AnsweredAssumed Answered

Low Replication Alarm Causing Put Failures?

Question asked by snelson on Aug 4, 2014
Latest reply on Sep 22, 2014 by snelson
We ran out of disk space on our cluster. We've added more disks, and the cluster is rebalancing. We've also deleted some snapshots that were taking up lots of space. The cluster is now back to being healthy except we have some low replication alarms on a couple volumes. We're seeing errors when putting rows into an M7 table in one of those volumes. Is this caused by the low replication? It seems to only have errors on certain regions. Will this be resolved once replication gets back up to normal? Please advise. The stacktrace of the exception is:

    java.lang.Exception: Error in inserting row 28
        at com.mapr.fs.jni.MapRPut.done( ~[na:na]

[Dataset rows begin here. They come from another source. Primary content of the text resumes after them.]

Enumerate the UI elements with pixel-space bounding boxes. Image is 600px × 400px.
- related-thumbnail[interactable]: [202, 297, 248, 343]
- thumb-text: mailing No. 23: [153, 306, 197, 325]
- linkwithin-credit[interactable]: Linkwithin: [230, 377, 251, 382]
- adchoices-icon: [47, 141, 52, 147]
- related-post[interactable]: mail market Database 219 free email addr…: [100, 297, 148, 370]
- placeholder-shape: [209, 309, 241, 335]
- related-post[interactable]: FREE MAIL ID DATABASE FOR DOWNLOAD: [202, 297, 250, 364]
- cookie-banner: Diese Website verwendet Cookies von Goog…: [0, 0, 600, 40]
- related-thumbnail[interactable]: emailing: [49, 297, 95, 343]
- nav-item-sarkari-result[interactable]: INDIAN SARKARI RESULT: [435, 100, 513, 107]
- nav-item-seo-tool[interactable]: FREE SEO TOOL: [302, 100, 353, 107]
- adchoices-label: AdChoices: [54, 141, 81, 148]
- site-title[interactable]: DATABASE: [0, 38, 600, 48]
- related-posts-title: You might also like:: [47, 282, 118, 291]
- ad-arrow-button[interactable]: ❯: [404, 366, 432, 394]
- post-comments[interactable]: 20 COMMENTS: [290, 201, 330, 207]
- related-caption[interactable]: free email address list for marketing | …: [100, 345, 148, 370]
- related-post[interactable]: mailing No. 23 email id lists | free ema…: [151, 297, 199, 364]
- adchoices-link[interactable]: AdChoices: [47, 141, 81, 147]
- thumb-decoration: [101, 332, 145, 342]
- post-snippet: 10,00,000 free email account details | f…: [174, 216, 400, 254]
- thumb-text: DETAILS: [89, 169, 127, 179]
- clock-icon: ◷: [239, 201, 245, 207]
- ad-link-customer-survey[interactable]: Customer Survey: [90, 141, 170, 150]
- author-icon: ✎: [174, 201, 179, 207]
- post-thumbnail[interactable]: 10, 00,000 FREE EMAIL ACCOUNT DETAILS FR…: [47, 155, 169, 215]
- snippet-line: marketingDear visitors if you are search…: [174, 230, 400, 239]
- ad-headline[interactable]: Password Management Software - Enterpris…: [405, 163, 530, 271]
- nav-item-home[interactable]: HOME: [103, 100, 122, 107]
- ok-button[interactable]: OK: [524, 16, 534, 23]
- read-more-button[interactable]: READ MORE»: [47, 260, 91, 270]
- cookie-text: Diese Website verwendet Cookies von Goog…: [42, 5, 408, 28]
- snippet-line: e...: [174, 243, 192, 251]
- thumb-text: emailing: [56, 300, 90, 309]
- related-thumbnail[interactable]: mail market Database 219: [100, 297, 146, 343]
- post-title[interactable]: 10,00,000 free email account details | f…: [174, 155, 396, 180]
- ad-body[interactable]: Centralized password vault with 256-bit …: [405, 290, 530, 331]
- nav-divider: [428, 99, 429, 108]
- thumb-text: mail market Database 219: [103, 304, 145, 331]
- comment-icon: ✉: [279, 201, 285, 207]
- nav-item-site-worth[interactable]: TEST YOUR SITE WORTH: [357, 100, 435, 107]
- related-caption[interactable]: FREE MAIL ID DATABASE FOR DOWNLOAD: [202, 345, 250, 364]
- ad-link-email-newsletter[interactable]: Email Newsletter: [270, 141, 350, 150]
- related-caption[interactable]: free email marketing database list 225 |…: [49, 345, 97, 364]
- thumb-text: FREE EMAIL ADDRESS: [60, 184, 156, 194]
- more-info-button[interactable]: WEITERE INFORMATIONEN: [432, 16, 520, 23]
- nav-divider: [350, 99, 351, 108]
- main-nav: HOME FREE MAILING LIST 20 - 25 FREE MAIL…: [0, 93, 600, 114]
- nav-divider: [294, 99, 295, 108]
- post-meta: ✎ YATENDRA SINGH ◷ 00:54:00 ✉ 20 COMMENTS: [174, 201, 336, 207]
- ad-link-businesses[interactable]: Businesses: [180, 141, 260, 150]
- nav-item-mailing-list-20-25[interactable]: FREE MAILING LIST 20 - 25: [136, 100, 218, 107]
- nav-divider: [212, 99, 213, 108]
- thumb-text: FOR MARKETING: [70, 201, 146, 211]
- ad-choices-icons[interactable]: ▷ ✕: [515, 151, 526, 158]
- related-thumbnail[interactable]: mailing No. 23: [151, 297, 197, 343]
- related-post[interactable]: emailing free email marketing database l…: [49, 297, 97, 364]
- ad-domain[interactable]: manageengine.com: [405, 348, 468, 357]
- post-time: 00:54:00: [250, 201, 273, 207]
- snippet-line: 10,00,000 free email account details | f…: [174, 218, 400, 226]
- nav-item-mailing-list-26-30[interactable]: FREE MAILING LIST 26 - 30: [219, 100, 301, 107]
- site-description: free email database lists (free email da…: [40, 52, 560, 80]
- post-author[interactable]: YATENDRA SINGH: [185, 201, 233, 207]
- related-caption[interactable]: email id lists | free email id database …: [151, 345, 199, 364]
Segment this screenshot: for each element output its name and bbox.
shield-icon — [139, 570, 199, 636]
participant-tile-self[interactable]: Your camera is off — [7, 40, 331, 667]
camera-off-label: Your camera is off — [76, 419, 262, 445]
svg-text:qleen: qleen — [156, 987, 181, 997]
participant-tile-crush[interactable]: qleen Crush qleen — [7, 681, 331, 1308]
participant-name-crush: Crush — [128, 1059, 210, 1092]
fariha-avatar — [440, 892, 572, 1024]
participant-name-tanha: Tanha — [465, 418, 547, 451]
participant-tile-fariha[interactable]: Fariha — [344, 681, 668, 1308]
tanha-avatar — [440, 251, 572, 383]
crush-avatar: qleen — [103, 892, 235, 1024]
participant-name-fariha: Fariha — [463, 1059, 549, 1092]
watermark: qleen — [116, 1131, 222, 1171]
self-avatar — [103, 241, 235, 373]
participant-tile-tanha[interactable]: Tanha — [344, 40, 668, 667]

**Edit:** I see a bunch of these logs in cldb.log even though we have space on all disks on <host>:

    Resync for cid #### on server <host> failed due to lack of disk space

**Edit2:** Volumes have finished replicating, but we're still seeing Put failures periodically

**Edit3:** The frequency of Put failures has diminished drastically since yesterday. Still monitoring, but it appears the cluster has healed over time after adding the storage.

**Edit4:** Still receive Put failures occasionally. It appears that whenever I get a Put failure, MapR starts repairing that region because if I Put the same row over and over, the failures eventually go away. Is there a way to repair all regions instead of letting Put's fail?

**Edit5:** These exceptions have a nasty habit of bringing down our JVM. We had another occurrence of disk overflow last weekend, and we're seeing these exceptions again. Would somebody from MapR please look at the source code and/or file a bug?